Judge Farrell stated that he would not preside over Justice Workman's trial while the injunction was in place. The Senate met on October 15 and adjourned with no final decision on how to proceed being made. Senate President Mitch Carmichael announced after the session had adjourned that the Senate would ask the Supreme Court of Appeals to reconsider their decision, but after Loughry's resignation, further impeachment efforts against Workman were dropped.

===Trial of former Justice Davis===
Former Justice Davis' trial was scheduled to begin on October 29. However, the reconstituted Supreme Court of Appeals ruled on October 25 that the injunction blocking Justice Workman's trial also retroactively applied to Justice Davis' and Justice Loughry's trials. In light of the court's decision and Loughry's resignation, further impeachment efforts against Davis are doubtful.

===Trials of Justice Loughry===
====Impeachment====
The impeachment trial for Justice Loughry was set for November 12. However, the reconstituted Supreme Court of Appeals ruled on October 25 that the injunction blocking Justice Workman's trial also retroactively applied to Justice Davis' and Justice Loughry's trial. Delegate Andrew Byrd of Kanawha County, who is serving as one of the impeachment managers, is asking Gov. Jim Justice to call the House of Delegates into special session on November 11–13 to draft new impeachment articles against Loughry based solely on his federal criminal convictions (see below).

====Federal criminal trial====
Justice Loughry's federal criminal trial began on October 2. This trial concluded on October 12 with Loughry being convicted of seven counts of wire fraud, one count of mail fraud, one count of witness tampering and two counts of lying to the FBI. The jury found Loughry not guilty on nine counts of wire fraud and two counts of mail fraud while they deadlocked on one count of wire fraud. Loughry, who remained on the court until resigning on November 12, 2018, was sentenced to 24 months in federal prison on February 13, 2019. He was released from FCI Williamsburg on December 19, 2020.

==Aftermath==
Justice Ketchum's seat and Justice Davis' seat were ultimately filled in separate special elections which were held alongside the 2018 general election on November 6, 2018. On August 25, 2018, Governor Jim Justice appointed Tim Armstead, former Speaker of the House of Delegates and Evan Jenkins, U.S. Representative for , to the two vacant seats until the special elections. Armstead took Ketchum's seat while Jenkins took Davis' seat with both having already filed to run in the November special elections. Armstead and Jenkins were required to observe a mandatory twenty day waiting period in which the members of the public can file official objections to the appointments prior to taking their seats. This waiting period ended on September 19, 2018. Armsted took the oath of office and assumed his seat on September 25, 2018, while Jenkins resigned from the House of Representatives on September 30, 2018, and took his seat on the court on October 1, 2018.

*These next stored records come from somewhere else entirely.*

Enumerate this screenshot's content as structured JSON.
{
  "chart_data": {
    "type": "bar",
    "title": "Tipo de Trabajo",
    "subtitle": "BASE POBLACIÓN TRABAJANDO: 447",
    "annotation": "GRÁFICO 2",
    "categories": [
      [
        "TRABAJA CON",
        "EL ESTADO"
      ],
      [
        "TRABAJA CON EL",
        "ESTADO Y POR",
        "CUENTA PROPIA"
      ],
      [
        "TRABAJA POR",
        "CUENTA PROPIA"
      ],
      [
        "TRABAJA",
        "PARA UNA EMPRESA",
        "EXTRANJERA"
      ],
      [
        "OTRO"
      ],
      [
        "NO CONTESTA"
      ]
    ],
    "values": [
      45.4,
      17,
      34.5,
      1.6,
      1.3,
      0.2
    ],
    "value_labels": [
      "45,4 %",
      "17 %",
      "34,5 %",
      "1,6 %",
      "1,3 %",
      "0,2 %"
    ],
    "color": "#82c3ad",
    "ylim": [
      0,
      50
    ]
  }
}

In accordance with Chapter 3, Section 10 of the West Virginia Code, any further vacancies were filled by interim justices appointed by Governor Justice. Barring any changes by the Legislature, these interim justices served until the primary election in May 2020, when a special election was held. This became the case with Loughry's resignation, as on December 12, 2018, Justice appointed John A. Hutchison, a lifelong friend and circuit judge in Raleigh County, to Loughry's vacated seat.